TEORI
STRUKTUR MODAL
1.
PENDEKATAN
TRADISIONAL
Pendekatan tradisional berpendapat
akan adanya struktur modal yang optimal. Dengan kata lain struktur modal
mempunyai pengaruh terhadap nilai perusahaan. Struktur modal bisa dirubah-rubah
agar bisa diperoleh nilai perusahaan yang optimal.
2.
PENDEKATAN
MODIGLIANI DAN MILLER (MM)
Pada tahun 1950-an, dua orang ekonom
menentang pandangan tradisional struktur modal. Mereka berpendapat bahwa
struktur modal tidak mempengaruhi nilai perusahaan. Kemudian pada awal tahun
1960-an, kedua ekonom tersebut memasukkan faktor pajak ke dalam analisis
mereka. Mereka sampai pada kesimpulan bahwa nilai perusahaan dengan utang lebih
tinggi dibandingkan nilai perusahaan tanpa utang. Kenaikan nilai tersebut
dikarenakan adanya penghematan pajak dari penggunaan utang.
Bagan 1.
Biaya Modal menurut Pedekatan Tradisional
2.1. Proposisi MM Tanpa Pajak
MM mengajukan beberapa asumsi untuk
membangun teori mereka :
1.
Tidak ada pajak
2.
Tidak ada biaya transaksi
3.
Individu dan perusahaan meminjam pada tingkat yang
sama
Dengan asumsi-asumsi tersebut, MM
mengajukan dua proposisi yang dikenal sebagai proposisi MM tanpa pajak.

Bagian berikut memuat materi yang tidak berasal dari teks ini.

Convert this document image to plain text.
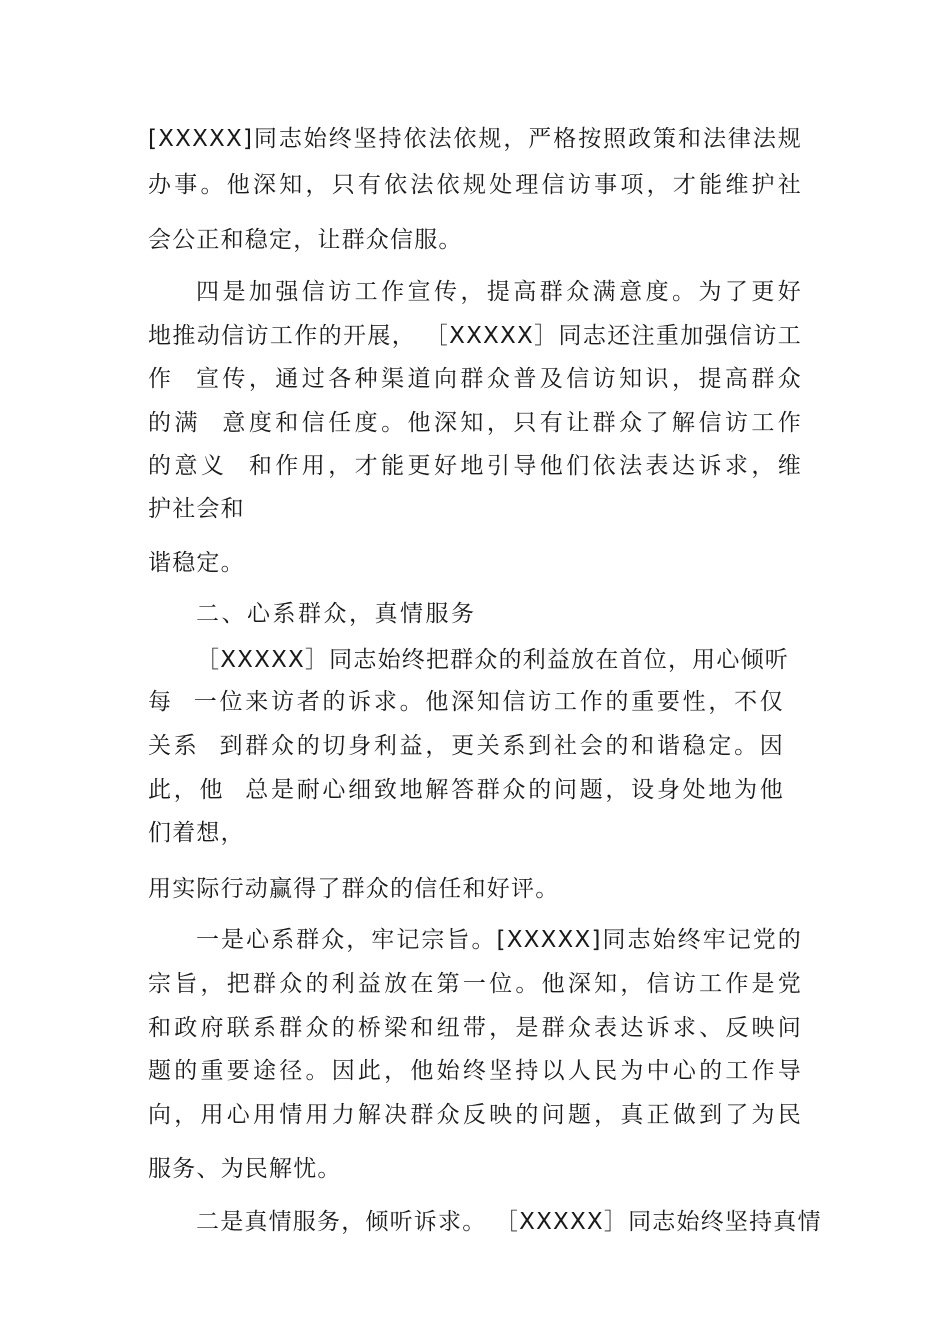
[XXXXX]同志始终坚持依法依规，严格按照政策和法律法规
办事。他深知，只有依法依规处理信访事项，才能维护社
会公正和稳定，让群众信服。
四是加强信访工作宣传，提高群众满意度。为了更好
地推动信访工作的开展， ［XXXXX］同志还注重加强信访工
作  宣传，通过各种渠道向群众普及信访知识，提高群众
的满  意度和信任度。他深知，只有让群众了解信访工作
的意义  和作用，才能更好地引导他们依法表达诉求，维
护社会和
谐稳定。
二、心系群众，真情服务
［XXXXX］同志始终把群众的利益放在首位，用心倾听
每  一位来访者的诉求。他深知信访工作的重要性，不仅
关系  到群众的切身利益，更关系到社会的和谐稳定。因
此，他  总是耐心细致地解答群众的问题，设身处地为他
们着想，
用实际行动赢得了群众的信任和好评。
一是心系群众，牢记宗旨。[XXXXX]同志始终牢记党的
宗旨，把群众的利益放在第一位。他深知，信访工作是党
和政府联系群众的桥梁和纽带，是群众表达诉求、反映问
题的重要途径。因此，他始终坚持以人民为中心的工作导
向，用心用情用力解决群众反映的问题，真正做到了为民
服务、为民解忧。
二是真情服务，倾听诉求。 ［XXXXX］同志始终坚持真情
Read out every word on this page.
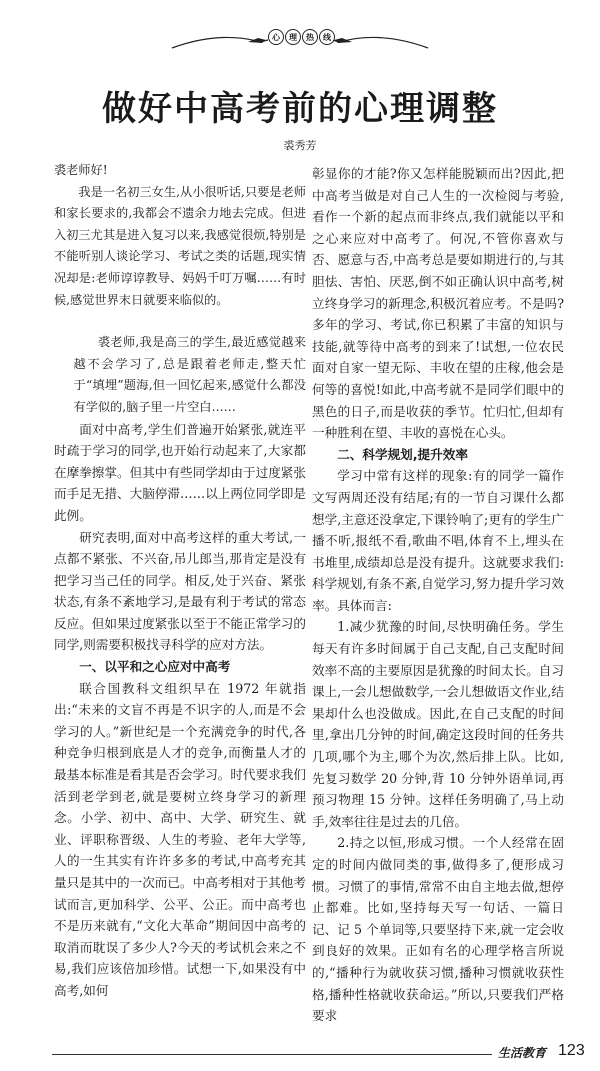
心	理	热	线
做好中高考前的心理调整
裘秀芳

裘老师好!

我是一名初三女生,从小很听话,只要是老师和家长要求的,我都会不遗余力地去完成。但进入初三尤其是进入复习以来,我感觉很烦,特别是不能听别人谈论学习、考试之类的话题,现实情况却是:老师谆谆教导、妈妈千叮万嘱……有时候,感觉世界末日就要来临似的。

裘老师,我是高三的学生,最近感觉越来越不会学习了,总是跟着老师走,整天忙于“填埋”题海,但一回忆起来,感觉什么都没有学似的,脑子里一片空白……

面对中高考,学生们普遍开始紧张,就连平时疏于学习的同学,也开始行动起来了,大家都在摩拳擦掌。但其中有些同学却由于过度紧张而手足无措、大脑停滞……以上两位同学即是此例。

研究表明,面对中高考这样的重大考试,一点都不紧张、不兴奋,吊儿郎当,那肯定是没有把学习当己任的同学。相反,处于兴奋、紧张状态,有条不紊地学习,是最有利于考试的常态反应。但如果过度紧张以至于不能正常学习的同学,则需要积极找寻科学的应对方法。

一、以平和之心应对中高考

联合国教科文组织早在 1972 年就指出:“未来的文盲不再是不识字的人,而是不会学习的人。”新世纪是一个充满竞争的时代,各种竞争归根到底是人才的竞争,而衡量人才的最基本标准是看其是否会学习。时代要求我们活到老学到老,就是要树立终身学习的新理念。小学、初中、高中、大学、研究生、就业、评职称晋级、人生的考验、老年大学等,人的一生其实有许许多多的考试,中高考充其量只是其中的一次而已。中高考相对于其他考试而言,更加科学、公平、公正。而中高考也不是历来就有,“文化大革命”期间因中高考的取消而耽误了多少人?今天的考试机会来之不易,我们应该倍加珍惜。试想一下,如果没有中高考,如何

彰显你的才能?你又怎样能脱颖而出?因此,把中高考当做是对自己人生的一次检阅与考验,看作一个新的起点而非终点,我们就能以平和之心来应对中高考了。何况,不管你喜欢与否、愿意与否,中高考总是要如期进行的,与其胆怯、害怕、厌恶,倒不如正确认识中高考,树立终身学习的新理念,积极沉着应考。不是吗?多年的学习、考试,你已积累了丰富的知识与技能,就等待中高考的到来了!试想,一位农民面对自家一望无际、丰收在望的庄稼,他会是何等的喜悦!如此,中高考就不是同学们眼中的黑色的日子,而是收获的季节。忙归忙,但却有一种胜利在望、丰收的喜悦在心头。

二、科学规划,提升效率

学习中常有这样的现象:有的同学一篇作文写两周还没有结尾;有的一节自习课什么都想学,主意还没拿定,下课铃响了;更有的学生广播不听,报纸不看,歌曲不唱,体育不上,埋头在书堆里,成绩却总是没有提升。这就要求我们:科学规划,有条不紊,自觉学习,努力提升学习效率。具体而言:

1.减少犹豫的时间,尽快明确任务。学生每天有许多时间属于自己支配,自己支配时间效率不高的主要原因是犹豫的时间太长。自习课上,一会儿想做数学,一会儿想做语文作业,结果却什么也没做成。因此,在自己支配的时间里,拿出几分钟的时间,确定这段时间的任务共几项,哪个为主,哪个为次,然后排上队。比如,先复习数学 20 分钟,背 10 分钟外语单词,再预习物理 15 分钟。这样任务明确了,马上动手,效率往往是过去的几倍。

2.持之以恒,形成习惯。一个人经常在固定的时间内做同类的事,做得多了,便形成习惯。习惯了的事情,常常不由自主地去做,想停止都难。比如,坚持每天写一句话、一篇日记、记 5 个单词等,只要坚持下来,就一定会收到良好的效果。正如有名的心理学格言所说的,“播种行为就收获习惯,播种习惯就收获性格,播种性格就收获命运。”所以,只要我们严格要求

生活教育 123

2.1.1. Proposisi 1 (Tanpa Pajak)
Nilai perusahaan yang menggunakan
hutang akan sama dengan nilai perusahaan yang tidak menggunakan hutang sebagai
berikut ini.
VL = VU
Dimana VL = nilai untuk
perusahaan yang menggunakan utang (value
for leveraged
companies)
VU = nilai untuk perusahaan yang tidak
menggunakan utang (100% saham, atau
value
for unlevered companies)
Dengan kata lain, dalam kondisi tanpa pajak, Modigliani dan Miller
berpendapat bahwa struktur modal tidak mempengaruhi nilai perusahaan. Tingkat
keuntungan dan risiko usaha (keputusan investasi) yang akan mempengaruhi nilai
perusahaan (bukannya keputusan pendanaan). Bagan berikut ini menggambarkan
situasi tersebut.
Bagan 2.
Nilai Perusahaan menurut MM (Tanpa Pajak)

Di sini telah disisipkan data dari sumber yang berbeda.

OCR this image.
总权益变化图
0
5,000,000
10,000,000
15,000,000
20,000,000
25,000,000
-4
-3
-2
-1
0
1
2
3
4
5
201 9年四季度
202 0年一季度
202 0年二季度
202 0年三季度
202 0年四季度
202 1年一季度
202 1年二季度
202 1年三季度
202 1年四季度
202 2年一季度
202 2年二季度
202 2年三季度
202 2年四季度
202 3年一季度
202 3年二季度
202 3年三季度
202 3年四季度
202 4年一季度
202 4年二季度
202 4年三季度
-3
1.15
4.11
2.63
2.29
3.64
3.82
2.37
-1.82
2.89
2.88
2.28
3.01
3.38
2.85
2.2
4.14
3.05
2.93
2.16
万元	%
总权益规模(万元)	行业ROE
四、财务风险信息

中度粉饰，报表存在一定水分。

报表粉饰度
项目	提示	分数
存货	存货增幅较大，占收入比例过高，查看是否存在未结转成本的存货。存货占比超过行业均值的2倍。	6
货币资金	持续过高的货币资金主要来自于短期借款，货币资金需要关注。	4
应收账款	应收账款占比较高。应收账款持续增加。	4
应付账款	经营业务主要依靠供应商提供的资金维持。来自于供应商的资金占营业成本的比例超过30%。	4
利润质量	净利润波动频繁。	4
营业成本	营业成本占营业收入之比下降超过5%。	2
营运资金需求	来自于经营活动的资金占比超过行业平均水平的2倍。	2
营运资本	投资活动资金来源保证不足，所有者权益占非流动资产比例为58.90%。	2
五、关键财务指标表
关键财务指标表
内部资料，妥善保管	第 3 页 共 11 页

Argumen mereka bisa dan sering dianalogikan sebagai roti (pie) seperti berikut ini.
Dalam gambar tersebut, struktur modal hanya seperti memotong roti yang
besarnya sudah ditentukan. Bagaimana cara memotong roti tersebut tidak akan
mempengaruhi besar kecilnya roti tersebut. Jika ada dua perusahaan dengan
struktur modal yang berbeda, tingkat keuntungan an risiko keduanya sama,
mempunyai nilai yang berbeda, maka akan terjadi proses arbitrase. Arbitrase
tersebut akan terjadi sampai nilai kedua perusahaan tersebut sama.

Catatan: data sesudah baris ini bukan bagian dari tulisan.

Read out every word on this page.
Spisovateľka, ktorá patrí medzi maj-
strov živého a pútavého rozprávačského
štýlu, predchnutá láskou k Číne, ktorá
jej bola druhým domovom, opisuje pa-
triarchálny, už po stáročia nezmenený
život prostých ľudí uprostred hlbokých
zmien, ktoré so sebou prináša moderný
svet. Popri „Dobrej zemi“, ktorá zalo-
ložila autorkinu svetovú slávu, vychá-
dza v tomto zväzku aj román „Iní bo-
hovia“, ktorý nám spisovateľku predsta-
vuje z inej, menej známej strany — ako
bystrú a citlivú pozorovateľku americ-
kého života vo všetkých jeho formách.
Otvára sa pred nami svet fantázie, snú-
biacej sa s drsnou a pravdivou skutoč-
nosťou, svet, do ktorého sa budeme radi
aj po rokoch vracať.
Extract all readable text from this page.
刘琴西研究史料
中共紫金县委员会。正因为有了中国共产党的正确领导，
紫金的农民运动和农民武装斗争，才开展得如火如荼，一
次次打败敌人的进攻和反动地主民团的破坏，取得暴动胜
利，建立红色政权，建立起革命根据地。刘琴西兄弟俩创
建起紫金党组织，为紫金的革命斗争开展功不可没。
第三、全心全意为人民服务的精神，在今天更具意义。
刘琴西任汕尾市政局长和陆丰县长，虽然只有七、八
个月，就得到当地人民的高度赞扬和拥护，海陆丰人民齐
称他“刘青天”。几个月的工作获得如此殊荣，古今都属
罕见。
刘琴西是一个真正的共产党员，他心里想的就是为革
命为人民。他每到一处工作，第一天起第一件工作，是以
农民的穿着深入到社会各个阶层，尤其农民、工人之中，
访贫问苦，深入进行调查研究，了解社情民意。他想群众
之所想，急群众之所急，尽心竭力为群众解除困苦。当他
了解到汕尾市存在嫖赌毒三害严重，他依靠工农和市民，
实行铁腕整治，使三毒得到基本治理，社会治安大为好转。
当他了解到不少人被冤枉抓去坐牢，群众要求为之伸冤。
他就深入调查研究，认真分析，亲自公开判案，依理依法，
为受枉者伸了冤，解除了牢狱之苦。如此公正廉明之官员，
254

2.1.2. Proposisi 2 (Tanpa Pajak)
Proposisi 2 mengatakan bahwa tingkat
keuntungan yang disyaratkan untuk perusahaan yang menggunakan hutang, naik
proporsional terhadap peningkatan rasio hutang dengan saham.
ks = ko + B / S (ko – kb)
dimana ks = tingkat keuntungan
yang disyaratkan untuk saham
ko = tingkat keuntungan yang disyaratkan untuk
saham perusahaan tanpa utang
B/S = rasio utang dengan saham
kb = tingkat keuntungan yang disyaratkan untuk
utang (tingkat bunga)
Dengan menggunakan hutang yang
semakin banyak, perusahaan bisa menggunakan sumber modal yang lebih murah yang
semakin besar. Penggunaan sumber modal yang murah yang semakin banyak akan
menurunkan biaya modal rata-rata tertimbang perusahaan (WACC) tersebut, jika
tingkat keuntungan yang disyaratkan untuk saham (ks) konstan. Tetapi dengan
semakin meningkatnya hutang, tingkat keuntungan yang disyaratkan untuk saham
(ks) juga akan meningkat. Dua efek yang saling berlawan tersebut menghasilkan
biaya modal rata-rata tertimbang yang konstan. Hasilnya, nilai perusahaan akan
konstan.
Bagan berikut ini menggambarkan situasi tersebut secara grafis.
Bagan 4.
Biaya Modal Perusahaan menurun MM (Tanpa Pajak)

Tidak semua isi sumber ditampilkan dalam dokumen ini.